Section1.1
Chapter 1: Introduction to Statistics
Overview
Elementary Statistics Fourteenth Edition published by Pearson Education, Inc.
Focus on foundational concepts in statistics including data types, sampling methods, and analysis.
Sections Covered in This Chapter
1-1: Statistical and Critical Thinking
1-2: Types of Data
1-3: Collecting Sample Data
Key Concepts
Statistical Thinking
Process: Involves preparation, analysis, and conclusion.
Critical Thinking: Essential for making sense of statistical results.
Importance: Beyond calculations; understanding context and implications is vital.
Data
Definition: Collections of observations (measurements, responses).
Statistics
Definition: The science of planning studies and experiments, collecting data, and analyzing it to draw conclusions.
Population and Sample
Population: Complete collection of all measurements/data.
Sample: Subcollection of members from a population.
Census: Data from every population member.
Example: Human Resource Professionals
Population: All HR professionals.
Sample: 410 surveyed professionals.
Conclusion aim: Utilizing the sample data to infer about the larger population.
Statistical and Critical Thinking Steps
1. Prepare
Context: Understand what the data represents and the study's goal.
Source: Verify if the data comes from an unbiased source.
Sampling Method: Ensure the collection was unbiased.
2. Analyze
Graph the Data: Visual representation for clarity.
Explore the Data: Identify outliers and summarize relevant statistics (mean, standard deviation, distribution).
Statistical Methods: Apply relevant statistical techniques to interpret the data.
3. Conclude
Statistical Significance: Evaluate if the results are due to chance (5% threshold).
Practical Significance: Assess if the findings are meaningful in real-world applications.
Practical Examples
Shoe Print Lengths and Heights
Context: Males' shoe prints and respective heights used in forensic evaluations.
Goal: Determine the relationship between shoe print size and height.
Data Source: Randomly selected from credible data source.
Voluntary Response Sample
Definition: Sample driven by respondents' own decision to participate.
Examples: Internet polls, mail-in surveys, call-in polls tend to be biased and unreliable.
Illustrative Example of Voluntary Response Sample
Nightline Poll: 67% of viewership wanted UN headquarters moved.
Independent Survey: 38% support for moving the UN from a random sample of 500.
Comparison: Random sampling is more credible than voluntary samples.

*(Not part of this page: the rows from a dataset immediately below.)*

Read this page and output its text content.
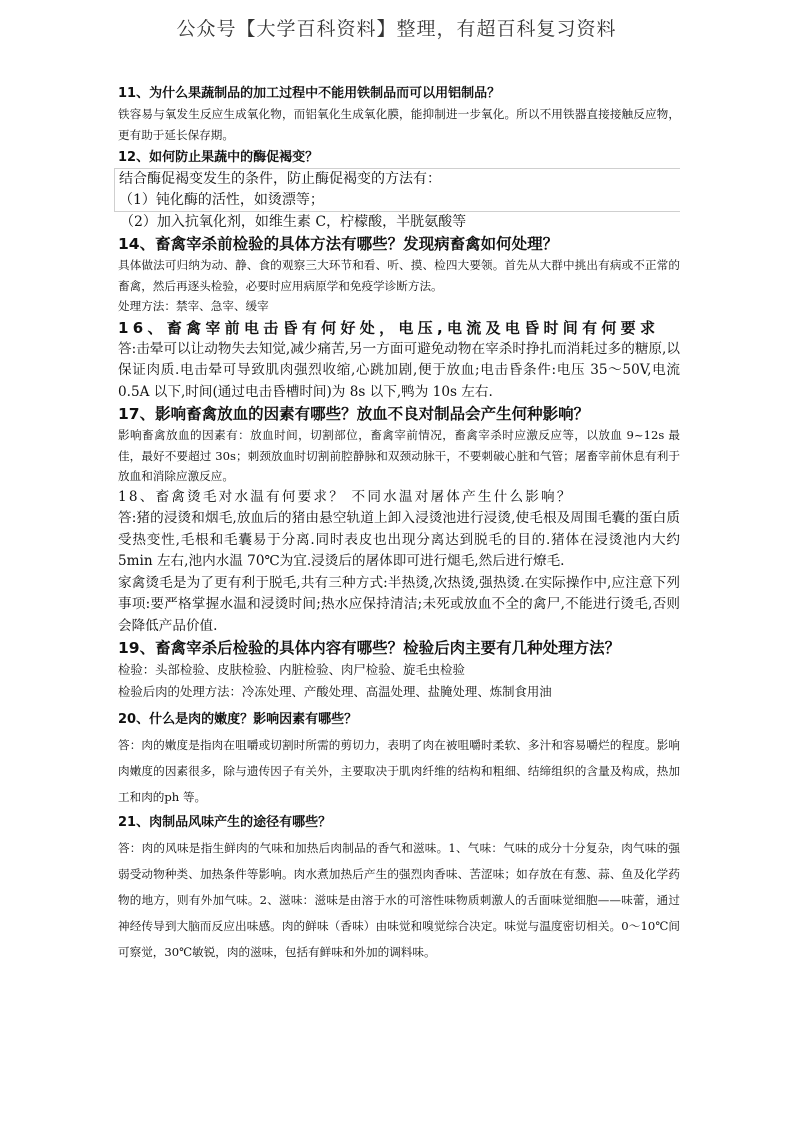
公众号【大学百科资料】整理，有超百科复习资料

11、为什么果蔬制品的加工过程中不能用铁制品而可以用铝制品？

铁容易与氧发生反应生成氧化物，而铝氧化生成氧化膜，能抑制进一步氧化。所以不用铁器直接接触反应物，更有助于延长保存期。

12、如何防止果蔬中的酶促褐变？

结合酶促褐变发生的条件，防止酶促褐变的方法有：
（1）钝化酶的活性，如烫漂等；

（2）加入抗氧化剂，如维生素 C，柠檬酸，半胱氨酸等

14、畜禽宰杀前检验的具体方法有哪些？发现病畜禽如何处理？

具体做法可归纳为动、静、食的观察三大环节和看、听、摸、检四大要领。首先从大群中挑出有病或不正常的畜禽，然后再逐头检验，必要时应用病原学和免疫学诊断方法。

处理方法：禁宰、急宰、缓宰

16、畜禽宰前电击昏有何好处，电压,电流及电昏时间有何要求

答:击晕可以让动物失去知觉,减少痛苦,另一方面可避免动物在宰杀时挣扎而消耗过多的糖原,以保证肉质.电击晕可导致肌肉强烈收缩,心跳加剧,便于放血;电击昏条件:电压 35～50V,电流 0.5A 以下,时间(通过电击昏槽时间)为 8s 以下,鸭为 10s 左右.

17、影响畜禽放血的因素有哪些？放血不良对制品会产生何种影响？

影响畜禽放血的因素有：放血时间，切割部位，畜禽宰前情况，畜禽宰杀时应激反应等，以放血 9~12s 最佳，最好不要超过 30s；刺颈放血时切割前腔静脉和双颈动脉干，不要刺破心脏和气管；屠畜宰前休息有利于放血和消除应激反应。

18、畜禽烫毛对水温有何要求？ 不同水温对屠体产生什么影响？

答:猪的浸烫和烟毛,放血后的猪由悬空轨道上卸入浸烫池进行浸烫,使毛根及周围毛囊的蛋白质受热变性,毛根和毛囊易于分离.同时表皮也出现分离达到脱毛的目的.猪体在浸烫池内大约 5min 左右,池内水温 70℃为宜.浸烫后的屠体即可进行煺毛,然后进行燎毛.

家禽烫毛是为了更有利于脱毛,共有三种方式:半热烫,次热烫,强热烫.在实际操作中,应注意下列事项:要严格掌握水温和浸烫时间;热水应保持清洁;未死或放血不全的禽尸,不能进行烫毛,否则会降低产品价值.

19、畜禽宰杀后检验的具体内容有哪些？检验后肉主要有几种处理方法？

检验：头部检验、皮肤检验、内脏检验、肉尸检验、旋毛虫检验

检验后肉的处理方法：冷冻处理、产酸处理、高温处理、盐腌处理、炼制食用油

20、什么是肉的嫩度？影响因素有哪些？

答：肉的嫩度是指肉在咀嚼或切割时所需的剪切力，表明了肉在被咀嚼时柔软、多汁和容易嚼烂的程度。影响肉嫩度的因素很多，除与遗传因子有关外，主要取决于肌肉纤维的结构和粗细、结缔组织的含量及构成，热加工和肉的ph 等。

21、肉制品风味产生的途径有哪些？

答：肉的风味是指生鲜肉的气味和加热后肉制品的香气和滋味。1、气味：气味的成分十分复杂，肉气味的强弱受动物种类、加热条件等影响。肉水煮加热后产生的强烈肉香味、苦涩味；如存放在有葱、蒜、鱼及化学药物的地方，则有外加气味。2、滋味：滋味是由溶于水的可溶性味物质刺激人的舌面味觉细胞——味蕾，通过神经传导到大脑而反应出味感。肉的鲜味（香味）由味觉和嗅觉综合决定。味觉与温度密切相关。0～10℃间可察觉，30℃敏锐，肉的滋味，包括有鲜味和外加的调料味。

Analyzing Data: Potential Pitfalls
1. Misleading Conclusions
Importance of clarity in conclusion.
2. Sample Collection Methods
Preference for direct measurements over self-reported data.
3. Survey Design Flaws
Careful wording of questions critical to avoid bias.
4. Response Issues
Nonresponse: Impact on sample validity and bias concern.
Low Response Rates: Reduce reliability; potential bias in responses.
5. Misleading Percentages
Caution against making claims that exceed 100%; validates concern in data representation.